Putting tragedy behind him, he and Edith were married in London in December 1886. They settled down in a house on Sagamore Hill, at Oyster Bay, headquarters for a family that added five children in ten years: Theodore, Kermit, Ethel, Archibald, and Quentin. Throughout Roosevelt's intensely active career, family life remained close and entirely delightful. A small son remarked one day, "When Mother was a little girl, she must have been a boy!"

Public tragedy brought them into the White House, eleven days after President McKinley succumbed to an assassin's bullet. Assuming her new duties with characteristic dignity, Mrs. Roosevelt meant to guard the privacy of a family that attracted everyone's interest, and she tried to keep reporters outside her domain. The public, in consequence, heard little of the vigor of her character, her sound judgment, her efficient household management.
But in this administration the White House was unmistakably the social center of the land. Beyond the formal occasions, smaller parties brought together distinguished men and women from varied walks of life. Two family events were highlights: the wedding of "Princess Alice" to Nicholas Longworth, and Ethel's debut. A perceptive aide described the First Lady as "always the gentle, high-bred hostess; smiling often at what went on about her, yet never critical of the ignorant and tolerant always of the little insincerities of political life."

T.R. once wrote to Ted Jr. that "if Mother had been a mere unhealthy Patient Griselda I might have grown set in selfish and inconsiderate ways." She continued, with keen humor and unfailing dignity, to balance her husband's exuberance after they retired in 1909.
After his death in 1919, she traveled abroad but always returned to Sagamore Hill as her home. Alone much of the time, she never appeared lonely, being still an avid reader -- "not only cultured but scholarly," as T.R. had said. She kept till the end her interest in the Needlework Guild, a charity which provided garments for the poor, and in the work of Christ Church at Oyster Bay. She died on September 30, 1948, at the age of 87.
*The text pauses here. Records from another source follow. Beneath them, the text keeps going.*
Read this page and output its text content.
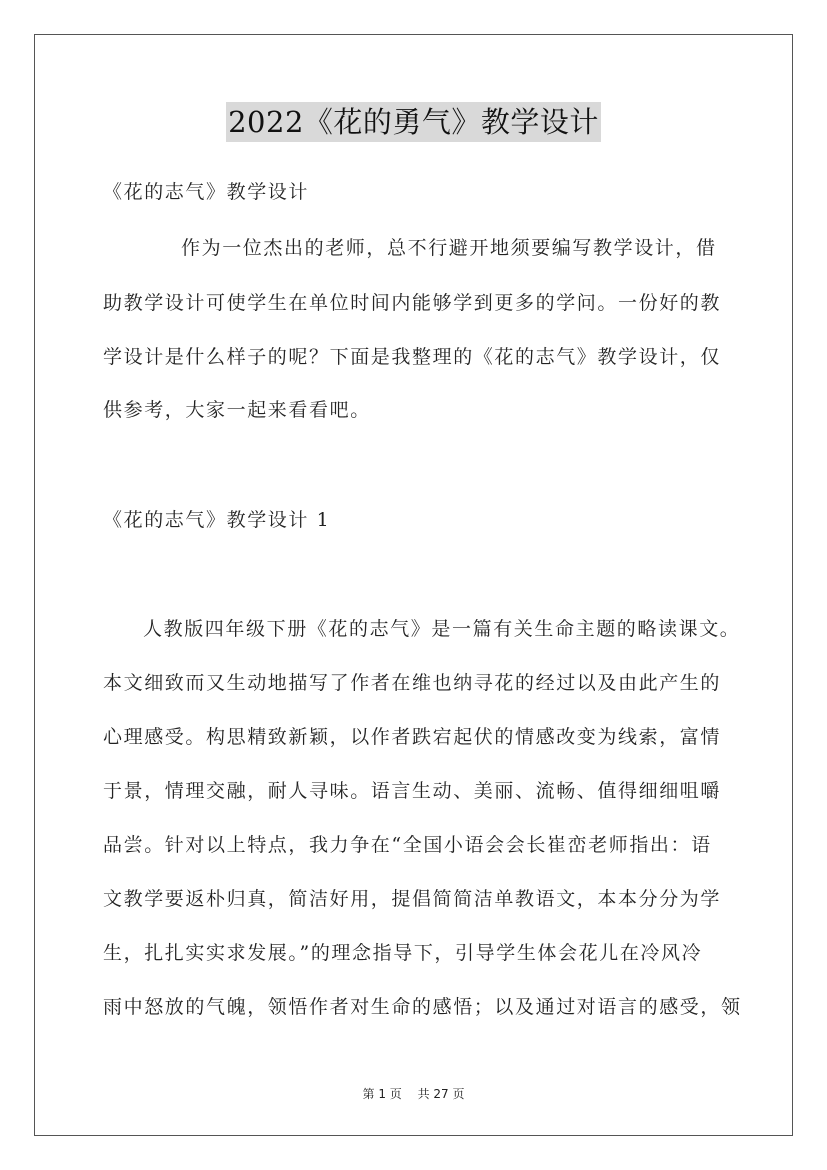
2022《花的勇气》教学设计
《花的志气》教学设计
作为一位杰出的老师，总不行避开地须要编写教学设计，借
助教学设计可使学生在单位时间内能够学到更多的学问。一份好的教
学设计是什么样子的呢？下面是我整理的《花的志气》教学设计，仅
供参考，大家一起来看看吧。
《花的志气》教学设计 1
人教版四年级下册《花的志气》是一篇有关生命主题的略读课文。
本文细致而又生动地描写了作者在维也纳寻花的经过以及由此产生的
心理感受。构思精致新颖，以作者跌宕起伏的情感改变为线索，富情
于景，情理交融，耐人寻味。语言生动、美丽、流畅、值得细细咀嚼
品尝。针对以上特点，我力争在“全国小语会会长崔峦老师指出：语
文教学要返朴归真，简洁好用，提倡简简洁单教语文，本本分分为学
生，扎扎实实求发展。”的理念指导下，引导学生体会花儿在冷风冷
雨中怒放的气魄，领悟作者对生命的感悟；以及通过对语言的感受，领
第 1 页 共 27 页
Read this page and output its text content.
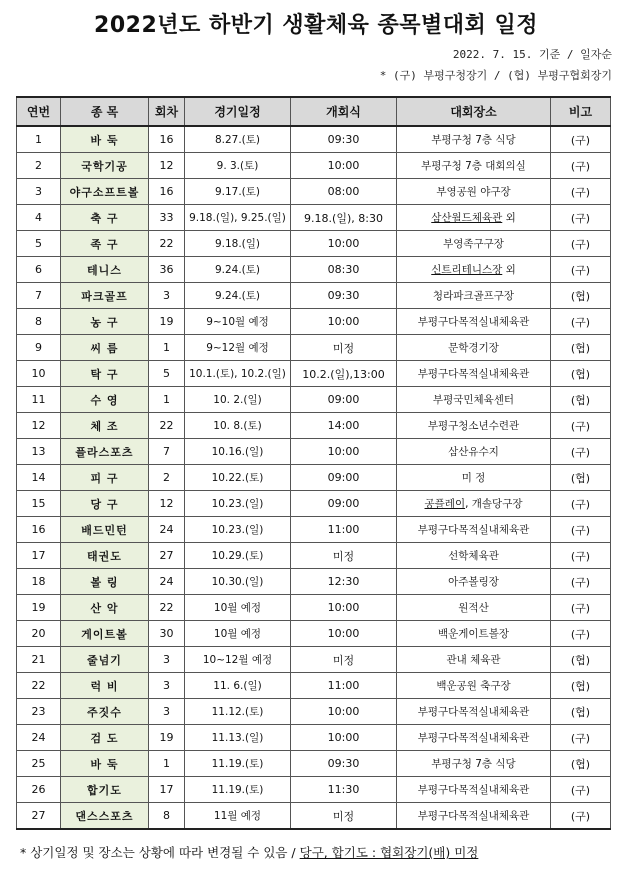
2022년도 하반기 생활체육 종목별대회 일정
2022. 7. 15. 기준 / 일자순
* (구) 부평구청장기 / (협) 부평구협회장기
연번	종 목	회차	경기일정	개회식	대회장소	비고
1	바 둑	16	8.27.(토)	09:30	부평구청 7층 식당	(구)
2	국학기공	12	9. 3.(토)	10:00	부평구청 7층 대회의실	(구)
3	야구소프트볼	16	9.17.(토)	08:00	부영공원 야구장	(구)
4	축 구	33	9.18.(일), 9.25.(일)	9.18.(일), 8:30	삼산월드체육관 외	(구)
5	족 구	22	9.18.(일)	10:00	부영족구구장	(구)
6	테니스	36	9.24.(토)	08:30	신트리테니스장 외	(구)
7	파크골프	3	9.24.(토)	09:30	청라파크골프구장	(협)
8	농 구	19	9~10월 예정	10:00	부평구다목적실내체육관	(구)
9	씨 름	1	9~12월 예정	미정	문학경기장	(협)
10	탁 구	5	10.1.(토), 10.2.(일)	10.2.(일),13:00	부평구다목적실내체육관	(협)
11	수 영	1	10. 2.(일)	09:00	부평국민체육센터	(협)
12	체 조	22	10. 8.(토)	14:00	부평구청소년수련관	(구)
13	플라스포츠	7	10.16.(일)	10:00	삼산유수지	(구)
14	피 구	2	10.22.(토)	09:00	미 정	(협)
15	당 구	12	10.23.(일)	09:00	공플레이, 개솔당구장	(구)
16	배드민턴	24	10.23.(일)	11:00	부평구다목적실내체육관	(구)
17	태권도	27	10.29.(토)	미정	선학체육관	(구)
18	볼 링	24	10.30.(일)	12:30	아주볼링장	(구)
19	산 악	22	10월 예정	10:00	원적산	(구)
20	게이트볼	30	10월 예정	10:00	백운게이트볼장	(구)
21	줄넘기	3	10~12월 예정	미정	관내 체육관	(협)
22	럭 비	3	11. 6.(일)	11:00	백운공원 축구장	(협)
23	주짓수	3	11.12.(토)	10:00	부평구다목적실내체육관	(협)
24	검 도	19	11.13.(일)	10:00	부평구다목적실내체육관	(구)
25	바 둑	1	11.19.(토)	09:30	부평구청 7층 식당	(협)
26	합기도	17	11.19.(토)	11:30	부평구다목적실내체육관	(구)
27	댄스스포츠	8	11월 예정	미정	부평구다목적실내체육관	(구)
* 상기일정 및 장소는 상황에 따라 변경될 수 있음 / 당구, 합기도 : 협회장기(배) 미정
During her time as FL, she was instrumental in changing the private residence. Security was lax and people would wander into the private residence so she removed the presidential staff from the second floor. She was also involved with the 1902 renovation and addition of the West Wing which gave it the classical look, and on the ground floor, the gallery of the First Ladies collection.